Иными словами, я никогда не стеснялся ходить в цирк. Некоторые стесняются. Цирки шумны, вульгарны и воняют в жару. Большинство людей лет в четырнадцать-пятнадцать один за другим изгоняют из сердца предметы своей детской любви, первые наивные пристрастия, и в итоге, когда они становятся взрослыми, в их жизни не остается места радости, не остается ни вкуса, ни смака, ни аромата. Глядя на других, они ругают себя за ребячество и стыдятся его. И когда темным холодным утром в пять часов пополуночи в город въезжает цирк, эти люди, слыша завывания каллиопы, не вскакивают и не выбегают на улицу. Они продолжают ворочаться в постелях, а жизнь тем временем идет мимо.
Я вскакивал и бежал. Мне было девять лет, когда я понял, что прав, а все остальные заблуждаются. В тот год на сцене появился Бак Роджерс, и я влюбился в него с первого взгляда. Я делал вырезки из газет и был от них безумней безумного. Друзья не одобряли. Друзья смеялись. Я порвал свои вырезки с Баком Роджерсом. Месяц ходил я в четвертый класс, потерянный и опустошенный. Однажды я расплакался и спросил себя, почему у меня внутри так пусто? И понял: все дело в Баке Роджерсе. Он исчез, и жизнь потеряла смысл. Следующей моей мыслью было: какие же они мне друзья, если заставили разорвать вырезки в клочья, а с ними и собственную жизнь напополам? Они мне не друзья, они враги.
Я снова начал собирать Бака Роджерса. И с тех пор живу счастливо. Потому что это был мой первый шаг в карьере писателя-фантаста. С тех пор я не слушал тех, кто насмехался над моей любовью к космическим полетам, цирковым представлениям и гориллам. Если кто-то начинал их ругать, я брал своих динозавров и выходил из комнаты.
Потому что все это — перегной, благодатная почва. Потому что если бы я с детства не забивал себе голову вышеупомянутыми «глупостями», то, когда дело дошло до того, чтобы подобрать слова и выразить себя на бумаге, я разродился бы возом нулей и маленькой тележкой дырок от бублика.

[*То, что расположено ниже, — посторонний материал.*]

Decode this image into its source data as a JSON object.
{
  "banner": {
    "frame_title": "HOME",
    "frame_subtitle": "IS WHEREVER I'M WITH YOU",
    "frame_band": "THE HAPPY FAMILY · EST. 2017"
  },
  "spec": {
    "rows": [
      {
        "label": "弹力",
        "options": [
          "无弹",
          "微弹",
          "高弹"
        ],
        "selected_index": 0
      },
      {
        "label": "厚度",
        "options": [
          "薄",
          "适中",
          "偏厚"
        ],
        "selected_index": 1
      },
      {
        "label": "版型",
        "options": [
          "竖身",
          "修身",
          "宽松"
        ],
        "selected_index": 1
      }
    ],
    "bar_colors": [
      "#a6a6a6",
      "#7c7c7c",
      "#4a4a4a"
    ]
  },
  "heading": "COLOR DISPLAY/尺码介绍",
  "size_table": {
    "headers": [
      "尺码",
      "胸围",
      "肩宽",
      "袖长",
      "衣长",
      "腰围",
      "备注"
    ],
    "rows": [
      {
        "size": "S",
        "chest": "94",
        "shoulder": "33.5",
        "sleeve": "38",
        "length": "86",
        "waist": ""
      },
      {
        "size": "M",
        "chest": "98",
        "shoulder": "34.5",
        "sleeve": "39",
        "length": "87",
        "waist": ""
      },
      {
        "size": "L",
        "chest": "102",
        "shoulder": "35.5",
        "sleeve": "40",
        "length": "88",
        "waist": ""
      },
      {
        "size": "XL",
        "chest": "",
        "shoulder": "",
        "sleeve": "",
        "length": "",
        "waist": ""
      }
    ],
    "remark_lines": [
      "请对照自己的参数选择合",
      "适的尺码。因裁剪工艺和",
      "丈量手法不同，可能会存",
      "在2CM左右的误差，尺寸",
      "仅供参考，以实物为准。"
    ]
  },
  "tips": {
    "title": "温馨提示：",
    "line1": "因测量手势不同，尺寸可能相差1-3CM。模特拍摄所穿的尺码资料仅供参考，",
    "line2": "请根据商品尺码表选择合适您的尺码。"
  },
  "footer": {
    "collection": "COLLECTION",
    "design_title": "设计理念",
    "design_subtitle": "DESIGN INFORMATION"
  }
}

Рассказ «Вельд», вошедший в этот сборник, — яркий пример того, что происходит в голове, битком набитой образами, сказками, игрушками. Однажды, лет тридцать назад, я сел за пишущую машинку и напечатал: «Детская комната». А где эта детская? В прошлом? Нет. В настоящем? Вряд ли. В будущем? Да! Хорошо, тогда как она выглядит? На что похожа? Я застучал по клавишам, подбирая по ассоциации слова для Комнаты, нанизывая их одно за другим. В такой детской должны быть телевизоры на каждой стене, от пола до потолка. Ребенок войдет в нее, крикнет: «Нил! Сфинкс! Пирамиды!» — и они появятся вокруг него, красочные, яркие, звучащие, как в жизни, и даже — почему бы и нет? — источающие насыщенный жаркий запах, аромат, благоухание (нужное подчеркнуть).